How can you have too much memory? Like this, according to our buddy Mac Rubel, who knows more about this topic than anyone else—more even, we suspect, than the folks who wrote VFP. However much memory VFP grabs, it assumes it has that much physical memory to work with. But, because it takes so much memory, it often doesn’t—some of the memory it’s working with is really disk space pretending to be memory, and that’s slow. By decreasing the amount of memory VFP thinks it has available, you ensure that it uses only physical memory. VFP knows what to do when it needs more memory than it has available, and it’s good at that. The last thing you want happening is the operating system swapping virtual (disk) memory for real memory while FoxPro thinks it is using RAM. So, as long as you restrict it to using physical memory, things are fast, fast, fast.

Okay, so how do you that? Use the SYS(3050) function. SYS(3050,1) controls foreground memory, the memory VFP has available when it’s in charge. SYS(3050,2) is for background memory—how much memory FoxPro should have when you’re off doing something else. In either case, you pass it a number and it rounds that down to a number it likes (multiples of 256), and that’s how much memory it uses. It even tells you how much it really took.

We’ve been amazed how much of a difference this setting can make. Unfortunately, getting it just right is a matter of trial and error, so try a bunch of different settings until you find the one that seems suited to the way you work.

Practice, Practice, Practice

All of the tips we’ve given you here should speed up your code, but your application on your network with your data is the true test (and “your” refers to the final production environment, not necessarily your development environment). Differences in network throughput, the architecture of your system, the design of your tables, your choice of indexes, the phase of the moon, what’s on TV that night, and so forth, all make significant differences in the performance you see. Our advice is always to examine and benchmark how a particular change affects your system. Keep in mind that a single test isn’t conclusive unless it can be repeated, and you need to repeat tests with caution because FoxPro and the operating system and the network and even your disk controller might be caching information. Also, don’t forget to shut down background processes like your virus scanner and your e-mail client while doing performance testing.

Finally, now that we’ve given you all this advice, keep in mind that most of the time, you don’t need to worry about a few milliseconds here or there.
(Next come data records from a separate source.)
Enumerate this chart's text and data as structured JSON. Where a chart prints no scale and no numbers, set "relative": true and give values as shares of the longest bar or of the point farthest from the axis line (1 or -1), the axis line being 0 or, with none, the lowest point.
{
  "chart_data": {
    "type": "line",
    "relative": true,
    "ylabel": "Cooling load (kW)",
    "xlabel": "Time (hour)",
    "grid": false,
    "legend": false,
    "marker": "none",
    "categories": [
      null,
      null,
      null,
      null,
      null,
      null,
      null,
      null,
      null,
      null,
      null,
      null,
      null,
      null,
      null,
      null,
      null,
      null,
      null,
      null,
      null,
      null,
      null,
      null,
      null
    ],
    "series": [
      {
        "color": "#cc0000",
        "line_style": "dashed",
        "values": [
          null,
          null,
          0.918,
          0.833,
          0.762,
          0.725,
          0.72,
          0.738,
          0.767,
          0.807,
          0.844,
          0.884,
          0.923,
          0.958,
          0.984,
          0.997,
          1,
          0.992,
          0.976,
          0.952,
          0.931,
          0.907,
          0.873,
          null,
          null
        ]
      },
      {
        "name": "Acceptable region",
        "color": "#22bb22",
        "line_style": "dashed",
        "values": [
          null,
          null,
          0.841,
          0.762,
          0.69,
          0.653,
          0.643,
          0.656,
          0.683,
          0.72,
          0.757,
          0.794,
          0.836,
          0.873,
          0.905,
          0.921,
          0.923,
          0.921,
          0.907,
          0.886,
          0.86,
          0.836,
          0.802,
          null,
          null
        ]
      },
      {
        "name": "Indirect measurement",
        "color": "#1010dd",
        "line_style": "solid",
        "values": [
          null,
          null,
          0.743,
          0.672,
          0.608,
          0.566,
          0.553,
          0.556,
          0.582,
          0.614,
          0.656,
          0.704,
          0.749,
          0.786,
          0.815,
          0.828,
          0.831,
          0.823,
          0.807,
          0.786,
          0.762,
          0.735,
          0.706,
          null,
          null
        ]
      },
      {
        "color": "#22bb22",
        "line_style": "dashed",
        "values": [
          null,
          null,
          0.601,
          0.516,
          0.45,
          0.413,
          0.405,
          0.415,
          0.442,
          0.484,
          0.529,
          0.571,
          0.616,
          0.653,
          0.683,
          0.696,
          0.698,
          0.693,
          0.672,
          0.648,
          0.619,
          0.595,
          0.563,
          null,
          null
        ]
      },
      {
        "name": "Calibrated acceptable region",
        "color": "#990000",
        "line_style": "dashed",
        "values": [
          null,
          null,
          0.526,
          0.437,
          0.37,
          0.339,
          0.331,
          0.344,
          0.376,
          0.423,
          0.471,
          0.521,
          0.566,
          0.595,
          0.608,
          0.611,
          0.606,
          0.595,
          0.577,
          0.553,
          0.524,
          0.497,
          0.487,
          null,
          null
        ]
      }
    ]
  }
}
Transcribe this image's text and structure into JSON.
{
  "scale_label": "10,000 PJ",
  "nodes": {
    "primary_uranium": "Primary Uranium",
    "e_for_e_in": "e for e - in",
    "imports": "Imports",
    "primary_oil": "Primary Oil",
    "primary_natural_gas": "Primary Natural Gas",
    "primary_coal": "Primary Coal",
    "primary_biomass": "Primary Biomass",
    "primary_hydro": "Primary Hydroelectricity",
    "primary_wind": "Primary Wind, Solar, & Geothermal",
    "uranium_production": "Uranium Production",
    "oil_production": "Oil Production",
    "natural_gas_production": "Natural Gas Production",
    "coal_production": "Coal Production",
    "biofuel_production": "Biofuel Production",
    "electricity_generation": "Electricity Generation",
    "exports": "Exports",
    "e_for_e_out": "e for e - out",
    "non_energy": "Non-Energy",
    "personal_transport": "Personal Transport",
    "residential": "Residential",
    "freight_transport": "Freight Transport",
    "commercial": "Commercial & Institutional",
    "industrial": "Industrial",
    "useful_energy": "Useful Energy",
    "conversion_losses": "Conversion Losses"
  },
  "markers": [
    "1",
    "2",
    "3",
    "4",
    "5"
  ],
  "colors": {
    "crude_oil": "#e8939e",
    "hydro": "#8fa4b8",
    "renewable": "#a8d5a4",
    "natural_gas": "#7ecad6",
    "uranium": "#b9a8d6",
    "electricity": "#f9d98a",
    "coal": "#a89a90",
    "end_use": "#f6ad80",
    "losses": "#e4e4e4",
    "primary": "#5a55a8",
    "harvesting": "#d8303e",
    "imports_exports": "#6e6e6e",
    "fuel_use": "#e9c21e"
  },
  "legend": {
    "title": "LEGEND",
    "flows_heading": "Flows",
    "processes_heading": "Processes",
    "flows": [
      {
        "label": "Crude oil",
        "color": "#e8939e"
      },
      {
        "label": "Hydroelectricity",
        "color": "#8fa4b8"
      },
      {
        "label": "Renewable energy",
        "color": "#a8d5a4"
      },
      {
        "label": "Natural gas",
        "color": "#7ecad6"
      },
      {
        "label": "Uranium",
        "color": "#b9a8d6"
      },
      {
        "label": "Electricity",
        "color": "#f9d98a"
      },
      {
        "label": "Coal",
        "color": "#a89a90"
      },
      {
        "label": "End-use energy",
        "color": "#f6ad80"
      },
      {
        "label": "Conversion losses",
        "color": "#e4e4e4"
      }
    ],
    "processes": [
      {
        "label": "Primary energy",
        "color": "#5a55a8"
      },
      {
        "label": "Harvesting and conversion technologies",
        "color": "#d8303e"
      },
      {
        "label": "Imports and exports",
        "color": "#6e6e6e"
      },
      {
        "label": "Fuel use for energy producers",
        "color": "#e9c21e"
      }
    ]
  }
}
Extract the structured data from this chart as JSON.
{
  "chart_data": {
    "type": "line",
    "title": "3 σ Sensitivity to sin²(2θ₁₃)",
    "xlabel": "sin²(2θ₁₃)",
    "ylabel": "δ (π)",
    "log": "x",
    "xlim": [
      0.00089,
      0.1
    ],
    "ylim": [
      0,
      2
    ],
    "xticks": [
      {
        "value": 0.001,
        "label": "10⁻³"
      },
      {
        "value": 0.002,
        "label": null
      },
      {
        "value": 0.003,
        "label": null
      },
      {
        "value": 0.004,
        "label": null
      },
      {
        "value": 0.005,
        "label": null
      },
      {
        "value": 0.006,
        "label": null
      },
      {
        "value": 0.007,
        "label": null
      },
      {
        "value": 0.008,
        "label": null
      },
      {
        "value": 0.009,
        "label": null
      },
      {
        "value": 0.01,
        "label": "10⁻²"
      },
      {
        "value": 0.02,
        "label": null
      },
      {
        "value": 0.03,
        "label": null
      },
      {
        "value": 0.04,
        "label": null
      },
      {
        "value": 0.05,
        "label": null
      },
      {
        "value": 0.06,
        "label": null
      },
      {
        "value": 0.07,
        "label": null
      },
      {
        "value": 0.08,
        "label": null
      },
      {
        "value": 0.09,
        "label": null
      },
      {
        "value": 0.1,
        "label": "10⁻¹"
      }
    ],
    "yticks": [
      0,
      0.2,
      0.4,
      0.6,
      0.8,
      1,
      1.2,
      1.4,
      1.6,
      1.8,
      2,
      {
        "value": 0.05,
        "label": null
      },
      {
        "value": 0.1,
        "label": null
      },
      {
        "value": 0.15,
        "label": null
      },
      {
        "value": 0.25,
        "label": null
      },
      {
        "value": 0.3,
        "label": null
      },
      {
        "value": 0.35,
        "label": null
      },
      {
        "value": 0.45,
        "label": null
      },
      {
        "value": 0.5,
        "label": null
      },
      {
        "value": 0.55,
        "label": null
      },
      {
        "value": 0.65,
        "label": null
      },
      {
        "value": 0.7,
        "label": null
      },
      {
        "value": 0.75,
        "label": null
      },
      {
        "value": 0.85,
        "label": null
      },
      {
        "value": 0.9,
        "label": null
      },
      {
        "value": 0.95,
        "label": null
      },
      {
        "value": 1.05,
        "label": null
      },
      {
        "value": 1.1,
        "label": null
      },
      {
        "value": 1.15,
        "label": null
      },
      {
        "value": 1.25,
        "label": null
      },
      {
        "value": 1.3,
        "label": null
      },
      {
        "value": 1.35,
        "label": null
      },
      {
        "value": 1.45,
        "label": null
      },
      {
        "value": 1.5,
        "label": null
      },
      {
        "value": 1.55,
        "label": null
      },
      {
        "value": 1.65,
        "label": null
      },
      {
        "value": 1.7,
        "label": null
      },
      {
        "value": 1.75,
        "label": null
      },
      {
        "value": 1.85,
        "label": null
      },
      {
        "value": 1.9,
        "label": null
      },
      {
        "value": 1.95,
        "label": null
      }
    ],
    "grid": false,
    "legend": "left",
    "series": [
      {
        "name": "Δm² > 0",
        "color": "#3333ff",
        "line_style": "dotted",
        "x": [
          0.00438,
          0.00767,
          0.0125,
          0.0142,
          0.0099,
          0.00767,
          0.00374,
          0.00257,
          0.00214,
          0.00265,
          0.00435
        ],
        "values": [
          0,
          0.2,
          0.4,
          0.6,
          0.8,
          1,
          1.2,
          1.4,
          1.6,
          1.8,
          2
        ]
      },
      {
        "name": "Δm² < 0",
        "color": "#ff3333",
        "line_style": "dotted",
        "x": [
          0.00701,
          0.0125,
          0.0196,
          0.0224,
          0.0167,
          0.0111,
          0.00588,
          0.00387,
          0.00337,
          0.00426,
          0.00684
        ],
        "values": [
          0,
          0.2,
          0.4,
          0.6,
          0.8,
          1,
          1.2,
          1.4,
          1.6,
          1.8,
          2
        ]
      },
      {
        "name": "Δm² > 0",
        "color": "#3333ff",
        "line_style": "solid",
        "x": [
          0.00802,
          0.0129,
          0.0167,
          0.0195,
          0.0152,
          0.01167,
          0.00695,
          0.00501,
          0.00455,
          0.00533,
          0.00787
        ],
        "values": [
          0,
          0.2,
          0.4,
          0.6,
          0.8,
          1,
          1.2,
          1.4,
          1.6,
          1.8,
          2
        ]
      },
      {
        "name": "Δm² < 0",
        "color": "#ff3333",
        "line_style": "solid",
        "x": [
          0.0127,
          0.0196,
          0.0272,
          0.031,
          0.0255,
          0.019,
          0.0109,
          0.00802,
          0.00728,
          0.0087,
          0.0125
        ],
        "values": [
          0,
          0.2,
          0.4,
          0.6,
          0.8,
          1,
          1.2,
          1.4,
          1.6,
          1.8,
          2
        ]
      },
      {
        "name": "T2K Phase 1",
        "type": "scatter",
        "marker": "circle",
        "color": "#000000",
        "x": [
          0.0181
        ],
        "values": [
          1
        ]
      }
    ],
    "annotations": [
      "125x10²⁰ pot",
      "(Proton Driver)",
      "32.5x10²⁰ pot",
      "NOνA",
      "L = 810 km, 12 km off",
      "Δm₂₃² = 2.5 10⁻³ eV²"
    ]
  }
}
Don’t spend a lot of energy optimizing until you know there’s a problem. Of course, when there’s a clear choice and it’s also good practice (like using SCAN instead of DO WHILE to process a table), write your applications using the better choice. But, your first task is to get the application working and producing the right results.

If there’s a speed problem at that point, use the Coverage Profiler to help you figure out where the bottleneck is. Then, follow longtime Fox guru George Goley’s advice and “take out the slow parts.” That’s where the information here should be most useful.